Le navet, la dégoûtée, et les critiques
Daniel Schneidermann - - Le matinaute - 46 commentaires Télécharger la videoTélécharger la version audio
C'est un drôle de triangle. Dans le rôle du navet, voici d'abord le navet.
Le navet est un indiscutable navet. Un non-film, des non-répliques, le non-jeu de non-acteurs, des non-cadrages, un truc low cost, inqualifiable, au-delà de toute description, dont les seules curiosités sont le ventre, les fesses, et les ahanements porcins de Depardieu. On aura reconnu Welcome to New York, de Abel Ferrara, décalqué de l'affaire DSK (que le matinaute a douloureusement visionné, la conscience professionnelle n'ayant aucune limite).
Tout pourrait donc être simple. Mais non. Car il y a aussi, hors générique, Anne Sinclair. La vraie Anne Sinclair, ex-épouse de DSK, patronne du HuffPost (groupe Le Monde), figure de la mythologie française du tournant du siècle, avec son argent, son pouvoir, son halo. Et dans ce halo, une rumeur insistante, celle de la fureur de la dame, et de ses menaces à l'encontre du producteur, des distributeurs potentiels du non-film, et du festival de Cannes s'il venait à le programmer. Sans parler du traitement préventif d'une interview sur-mesure à la télévision (on vous le racontait ici). L'ensemble conclu par le coup de cymbales d'une condamnation qui tient en mot : le dégoût. Tardif dégoût, d'ailleurs, comme si le navet était vraiment plus dégoûtant que les événements qu'il relate, ce qui reste à démontrer.
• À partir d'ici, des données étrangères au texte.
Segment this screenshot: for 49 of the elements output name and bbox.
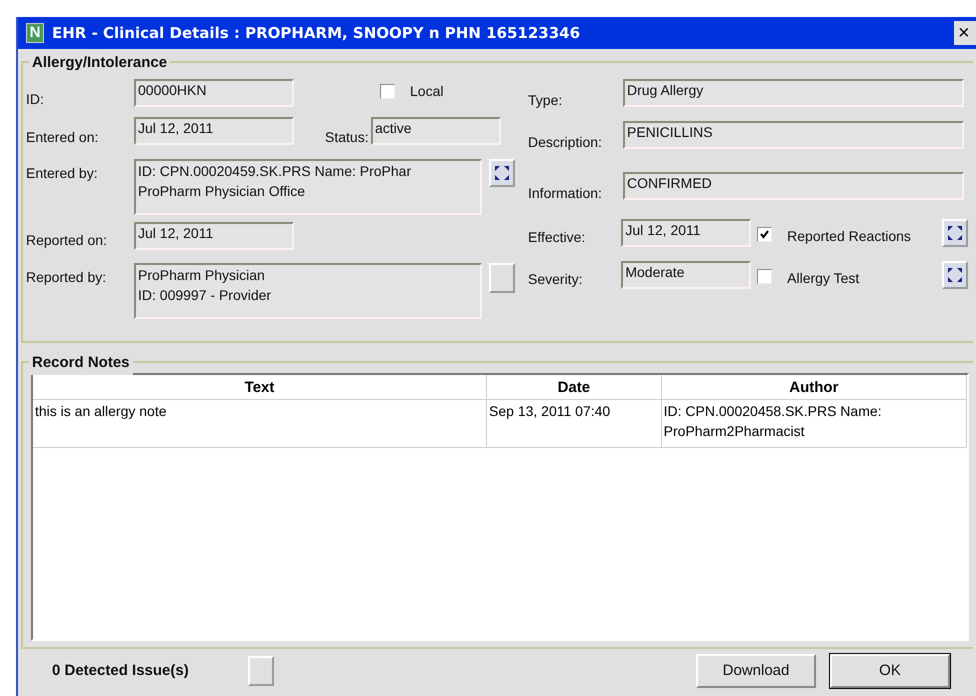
blank-button[interactable] <box>248 656 274 686</box>
window-title: EHR - Clinical Details : PROPHARM, SNOOPY n PHN 165123346 <box>52 22 580 44</box>
field-label: Type: <box>528 91 564 110</box>
table-cell: ID: CPN.00020458.SK.PRS Name: ProPharm2Pharmacist <box>662 400 967 448</box>
ok-button[interactable]: OK <box>830 654 950 688</box>
blank-button[interactable] <box>489 263 515 293</box>
text-field[interactable]: ID: CPN.00020459.SK.PRS Name: ProPhar ProPharm Physician Office <box>134 159 482 215</box>
text-field[interactable]: Jul 12, 2011 <box>621 219 752 247</box>
app-logo: N <box>26 23 44 43</box>
close-button[interactable]: × <box>954 21 976 45</box>
checkmark-icon <box>760 230 770 239</box>
text-field[interactable]: Jul 12, 2011 <box>134 222 294 250</box>
text-field[interactable]: PENICILLINS <box>623 121 964 149</box>
text-field[interactable]: Moderate <box>621 261 752 289</box>
field-label: Status: <box>325 128 370 147</box>
field-label: Reported on: <box>26 231 108 250</box>
detected-issues-label: 0 Detected Issue(s) <box>52 660 190 681</box>
table-cell: Sep 13, 2011 07:40 <box>487 400 662 448</box>
expand-icon <box>947 267 964 283</box>
text-field[interactable]: CONFIRMED <box>623 172 964 200</box>
field-label: ID: <box>26 90 45 109</box>
expand-icon <box>494 165 510 181</box>
column-header[interactable]: Text <box>33 375 488 400</box>
text-field[interactable]: Jul 12, 2011 <box>134 117 294 145</box>
text-field[interactable]: 00000HKN <box>134 79 294 107</box>
text-field[interactable]: ProPharm Physician ID: 009997 - Provider <box>134 263 482 319</box>
checkbox[interactable] <box>757 269 772 284</box>
field-label: Description: <box>528 133 603 152</box>
field-label: Effective: <box>528 228 586 247</box>
expand-button[interactable] <box>942 261 968 289</box>
field-label: Allergy Test <box>787 269 860 288</box>
expand-icon <box>947 225 964 241</box>
field-label: Reported by: <box>26 268 108 287</box>
field-label: Local <box>410 82 444 101</box>
field-label: Reported Reactions <box>787 227 912 246</box>
field-label: Severity: <box>528 270 584 289</box>
checkbox[interactable] <box>757 227 772 242</box>
expand-button[interactable] <box>489 159 515 187</box>
column-header[interactable]: Author <box>662 375 967 400</box>
checkbox[interactable] <box>380 84 395 99</box>
table-cell: this is an allergy note <box>33 400 488 448</box>
field-label: Information: <box>528 184 603 203</box>
field-label: Entered on: <box>26 128 100 147</box>
column-header[interactable]: Date <box>487 375 662 400</box>
text-field[interactable]: Drug Allergy <box>623 79 964 107</box>
text-field[interactable]: active <box>371 117 501 145</box>
field-label: Entered by: <box>26 164 99 183</box>
expand-button[interactable] <box>942 219 968 247</box>
download-button[interactable]: Download <box>696 654 816 688</box>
Devant ce complexe tableau, placez donc les critiques de cinéma, dont une partie non négligeable travaillent, ont travaillé, ou pourraient travailler un jour dans la vaste sphère d'influence pigasso-sinclairienne (Le Monde, Télérama, Les Inrocks, Le Nouvel Obs, excusez du peu). Vous m'avez compris. Dézinguer, comme il serait naturel, le non-film, c'est paraître faire le jeu d'une puissante mediacrate. Hors de question, on a sa fierté. En écrire du bien, c'est s'octroyer un brevet de brave, mais en risquant de se ridiculiser professionnellement. Pauvres critiques. On ne dira jamais assez la difficulté du métier. Le résultat est un festival de contorsions, toute une palette allant du "pas si mal, quel dommage qu'il soit un peu antisémite", au "génial, et relaxé du chef d'antisémitisme", le dosage de chaque critique étant exactement proportionnel à la sinclairo-proximité du media.
Considération annexe : comme il y a, à l'Elysée, un bureau qui rend fou, il faut croire qu'il y a des sujets qui rendent nul. Dans la cible DSK, Marc-Edouard Nabe n'a réussi à tirer que des balles à blanc, Marcella Iacub a auto-flingué dans une tentative de cochoncide sa réputation de sexo-tireuse d'élite dans les coins, Régis Jauffret a plongé en apnée dans le néant, où aujourd'hui sombre Ferrara corps et biens, tous créateurs hardis et dans la force de l'âge avant de s'approcher des Bermudes, tous zombifiés dès lors qu'ils y ont touché. A croire que trois ans plus tard, la sidération du sac de noeuds sexe-pouvoir-argent-Israël reste aussi inhibante qu'au premier jour. Il faudra bien un jour tenter de l'analyser, mais c'est un autre sujet.